Passing gas during a silent quiz in his fifth grade Spanish class did more than make Charlie Nadler a hero among his 10-year-old companions, it gave him fodder for a comedy routine over two decades later. In Alive from Martha's Vineyard, Mr. Nadler’s new comedy album, he jokes about that moment. But his humor is definitely not limited to scenes from his childhood. Much of the material on the album comes from keen observations on the ironies of today’s middle class world. All proceeds from the album go to Alex’s Place, the teen center at the YMCA.

Mr. Nadler now lives in New York city but he was born and grew up on the Vineyard he graduated from the regional high school in 2002. Though he was interested in performing as an adolescent, there wasn’t a place to explore the option on the Island.

“When I was growing up there was nowhere to do it,” he said in an interview by phone. Alex’s Place, which opened three years after Mr. Nadler graduated high school, offers the space for budding comedians, musicians and performers to learn and grow in a safe environment of their peers.

“There really wasn’t anything like that for teenagers that wasn’t affiliated with the high school,” Mr. Nadler said.

In the infancy of his comedy career, Mr. Nadler returned a few years ago to the Vineyard and performed in an open mic slot at Alex’s Place. It was a hit and he was invited back to perform a longer set. Alive from Martha's Vineyard is a recording of his second annual half-hour show at the teen center.

Mr. Nadler’s jokes focus mainly on himself, though he does step into the broader realm of politics. From online dating to overspending on brunch, farmers’ markets to subway etiquette and back to that fateful day in fifth grade where he just couldn’t hold it in, the 30-minute album maintains a quick pace in a relaxed manner. His jokes, though relating to current trends and events, also touch upon timeless topics of divorce, marriage and debt.

“I’m really interested in the shelf life of material,” he said. “I’m obsessed with finding stuff that lasts.”

Comedians such as George Carlin, Bill Hicks and Louis CK inspire him with their strong social commentary, but stand-up really came about by chance.

“Ideally I want to write for movies and T.V., I’m just too lazy to leave the house,” he said.

Growing up, Mr. Nadler admitted he was terrified of public speaking. “A fate worse than death,” he said. But he loved writing jokes, and he loved having an audience for those jokes. With the advent of the internet and instant messaging, Mr. Nadler found a virtual audience. Sitting behind the computer screen he could be funny but safe from stage fright.

But at the urging of his online audience, Mr. Nadler made a New Year’s resolution five years ago to try stand-up. A month shy of the year’s deadline, he fulfilled the resolution.

Now, he admits that taking his talents outside his own home has its benefits.

“With stand-up you get this immediate reaction,” he said. “It’s nice to be part of a group instead of being behind a computer screen all day.”

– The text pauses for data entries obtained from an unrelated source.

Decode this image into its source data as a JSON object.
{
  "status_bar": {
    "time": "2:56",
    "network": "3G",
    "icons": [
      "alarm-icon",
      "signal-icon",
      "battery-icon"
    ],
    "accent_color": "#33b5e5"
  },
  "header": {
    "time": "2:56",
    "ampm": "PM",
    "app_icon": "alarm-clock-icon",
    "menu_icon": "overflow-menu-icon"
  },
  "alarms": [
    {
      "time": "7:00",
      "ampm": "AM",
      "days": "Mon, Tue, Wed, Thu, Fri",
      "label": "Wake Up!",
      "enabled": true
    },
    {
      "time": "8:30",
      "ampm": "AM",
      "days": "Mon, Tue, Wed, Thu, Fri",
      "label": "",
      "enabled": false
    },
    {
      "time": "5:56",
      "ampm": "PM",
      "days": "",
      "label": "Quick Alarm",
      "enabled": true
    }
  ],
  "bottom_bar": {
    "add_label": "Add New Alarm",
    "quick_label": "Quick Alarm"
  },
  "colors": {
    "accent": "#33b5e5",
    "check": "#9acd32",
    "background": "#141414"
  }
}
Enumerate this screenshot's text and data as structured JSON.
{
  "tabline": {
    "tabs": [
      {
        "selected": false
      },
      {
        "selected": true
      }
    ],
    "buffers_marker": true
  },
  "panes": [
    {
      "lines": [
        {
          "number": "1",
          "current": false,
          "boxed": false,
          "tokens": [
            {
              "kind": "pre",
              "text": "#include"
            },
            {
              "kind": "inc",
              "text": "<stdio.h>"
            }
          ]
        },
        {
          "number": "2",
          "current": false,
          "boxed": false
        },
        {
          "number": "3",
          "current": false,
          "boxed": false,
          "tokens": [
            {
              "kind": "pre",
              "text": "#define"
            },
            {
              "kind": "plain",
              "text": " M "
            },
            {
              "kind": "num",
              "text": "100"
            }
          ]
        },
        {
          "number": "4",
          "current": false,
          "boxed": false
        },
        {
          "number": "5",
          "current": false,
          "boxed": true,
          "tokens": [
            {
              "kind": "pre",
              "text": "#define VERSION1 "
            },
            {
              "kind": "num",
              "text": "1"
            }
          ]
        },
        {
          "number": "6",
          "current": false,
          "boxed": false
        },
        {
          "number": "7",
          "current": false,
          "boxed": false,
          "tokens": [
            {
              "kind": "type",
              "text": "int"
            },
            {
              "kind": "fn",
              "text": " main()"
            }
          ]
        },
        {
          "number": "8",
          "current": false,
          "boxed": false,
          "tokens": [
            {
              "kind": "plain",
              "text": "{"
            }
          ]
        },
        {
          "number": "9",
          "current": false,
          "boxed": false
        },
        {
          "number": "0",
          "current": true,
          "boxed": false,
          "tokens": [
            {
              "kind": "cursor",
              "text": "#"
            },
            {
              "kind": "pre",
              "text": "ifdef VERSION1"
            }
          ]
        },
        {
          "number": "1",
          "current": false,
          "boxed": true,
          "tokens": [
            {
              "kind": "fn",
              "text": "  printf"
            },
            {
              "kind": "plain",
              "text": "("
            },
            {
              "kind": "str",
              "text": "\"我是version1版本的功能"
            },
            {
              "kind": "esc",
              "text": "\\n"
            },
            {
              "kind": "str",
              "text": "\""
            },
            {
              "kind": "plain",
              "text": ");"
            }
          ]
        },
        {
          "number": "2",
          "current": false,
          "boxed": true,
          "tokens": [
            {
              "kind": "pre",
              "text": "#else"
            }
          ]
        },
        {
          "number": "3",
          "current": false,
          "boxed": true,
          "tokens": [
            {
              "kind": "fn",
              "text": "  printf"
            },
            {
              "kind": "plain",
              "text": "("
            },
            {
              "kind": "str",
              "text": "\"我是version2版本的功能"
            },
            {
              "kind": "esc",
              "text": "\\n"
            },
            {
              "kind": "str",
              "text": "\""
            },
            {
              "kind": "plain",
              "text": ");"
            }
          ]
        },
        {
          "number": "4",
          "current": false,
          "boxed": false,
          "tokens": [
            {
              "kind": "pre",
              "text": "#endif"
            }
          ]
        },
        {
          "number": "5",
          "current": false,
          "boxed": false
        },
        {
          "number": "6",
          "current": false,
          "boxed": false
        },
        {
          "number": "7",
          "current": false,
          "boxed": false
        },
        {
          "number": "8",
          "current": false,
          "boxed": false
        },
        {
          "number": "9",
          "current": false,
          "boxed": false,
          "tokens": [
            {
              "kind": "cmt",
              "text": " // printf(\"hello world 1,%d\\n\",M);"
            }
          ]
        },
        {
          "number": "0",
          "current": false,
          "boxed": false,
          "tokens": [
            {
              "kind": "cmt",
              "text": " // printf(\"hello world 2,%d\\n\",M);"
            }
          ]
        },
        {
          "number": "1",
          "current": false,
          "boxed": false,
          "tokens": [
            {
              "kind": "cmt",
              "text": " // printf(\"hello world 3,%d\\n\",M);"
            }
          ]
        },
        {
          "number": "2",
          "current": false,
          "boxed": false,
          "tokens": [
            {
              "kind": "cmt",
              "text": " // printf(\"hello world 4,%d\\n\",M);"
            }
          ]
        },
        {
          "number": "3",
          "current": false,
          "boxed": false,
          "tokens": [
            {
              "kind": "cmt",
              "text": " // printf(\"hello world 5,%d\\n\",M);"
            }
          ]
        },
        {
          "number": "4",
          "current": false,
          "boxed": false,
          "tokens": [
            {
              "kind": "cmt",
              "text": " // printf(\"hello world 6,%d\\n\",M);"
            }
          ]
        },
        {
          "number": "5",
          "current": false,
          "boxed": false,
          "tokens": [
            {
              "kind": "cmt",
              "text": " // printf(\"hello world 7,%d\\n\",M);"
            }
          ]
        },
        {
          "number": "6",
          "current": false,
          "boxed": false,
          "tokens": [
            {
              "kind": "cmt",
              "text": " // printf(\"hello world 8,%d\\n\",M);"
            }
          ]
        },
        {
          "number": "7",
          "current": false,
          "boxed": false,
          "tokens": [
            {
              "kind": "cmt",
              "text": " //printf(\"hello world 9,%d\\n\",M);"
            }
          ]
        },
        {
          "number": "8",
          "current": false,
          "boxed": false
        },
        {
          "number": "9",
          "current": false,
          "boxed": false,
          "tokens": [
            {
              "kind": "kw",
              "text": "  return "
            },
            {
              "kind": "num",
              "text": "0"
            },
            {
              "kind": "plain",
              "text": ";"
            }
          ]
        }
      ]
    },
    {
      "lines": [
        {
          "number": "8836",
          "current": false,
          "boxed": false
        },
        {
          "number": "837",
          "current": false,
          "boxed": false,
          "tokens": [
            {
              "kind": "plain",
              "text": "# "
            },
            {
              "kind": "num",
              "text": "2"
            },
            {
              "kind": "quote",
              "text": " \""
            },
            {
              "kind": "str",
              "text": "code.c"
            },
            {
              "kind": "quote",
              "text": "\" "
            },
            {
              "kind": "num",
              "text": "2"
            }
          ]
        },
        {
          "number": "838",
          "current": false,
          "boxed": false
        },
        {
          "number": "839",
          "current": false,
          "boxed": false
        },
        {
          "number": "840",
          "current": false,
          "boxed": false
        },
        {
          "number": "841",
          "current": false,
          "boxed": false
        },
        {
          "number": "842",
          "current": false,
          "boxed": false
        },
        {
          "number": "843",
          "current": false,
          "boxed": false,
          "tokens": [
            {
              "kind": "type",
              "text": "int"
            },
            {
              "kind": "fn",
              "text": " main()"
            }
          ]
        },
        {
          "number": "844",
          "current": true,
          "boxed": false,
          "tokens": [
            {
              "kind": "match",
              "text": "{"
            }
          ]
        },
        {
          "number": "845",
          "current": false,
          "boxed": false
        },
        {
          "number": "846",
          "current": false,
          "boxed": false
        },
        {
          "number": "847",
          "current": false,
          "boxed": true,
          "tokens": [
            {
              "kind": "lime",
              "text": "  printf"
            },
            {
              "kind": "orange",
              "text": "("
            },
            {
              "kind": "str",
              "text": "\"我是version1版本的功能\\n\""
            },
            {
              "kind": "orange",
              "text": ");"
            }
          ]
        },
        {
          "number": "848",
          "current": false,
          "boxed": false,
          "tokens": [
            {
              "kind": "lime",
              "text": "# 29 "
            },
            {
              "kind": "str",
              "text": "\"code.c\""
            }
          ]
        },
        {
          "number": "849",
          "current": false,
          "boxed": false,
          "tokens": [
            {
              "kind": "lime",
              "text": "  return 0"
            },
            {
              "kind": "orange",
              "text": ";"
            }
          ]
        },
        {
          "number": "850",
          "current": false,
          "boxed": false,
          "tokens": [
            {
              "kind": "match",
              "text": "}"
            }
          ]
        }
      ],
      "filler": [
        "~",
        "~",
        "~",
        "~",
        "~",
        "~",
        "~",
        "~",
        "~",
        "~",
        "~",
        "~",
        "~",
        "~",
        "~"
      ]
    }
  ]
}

Mr. Nadler is not the first funny fruit to fall from the family tree. His parents, Holly and Marty Nadler, met when his mother came to pitch ideas for the sitcom Laverne and Shirley, which Marty wrote for.

“It definitely feels genetic,” said Mr. Nadler. “It feels like something I was destined to do, it came naturally.”

Mr. Nadler currently has a few regular gigs, including doing late night shows at Comic Strip Live in New York city. The decision to donate the proceeds from his first comedy album to Alex’s Place felt natural, he said, because he found it a special place that helped him refine his routines.

“I’d much rather give them the money, because they will make amazing use out of it, whereas I’d just waste it all on Uber and Seamless,” he wrote on the donation page of Play it Forward.

The album has been live for a week, and has already made nearly $800. It is available at Play it Forward ( for a pay as you can donation.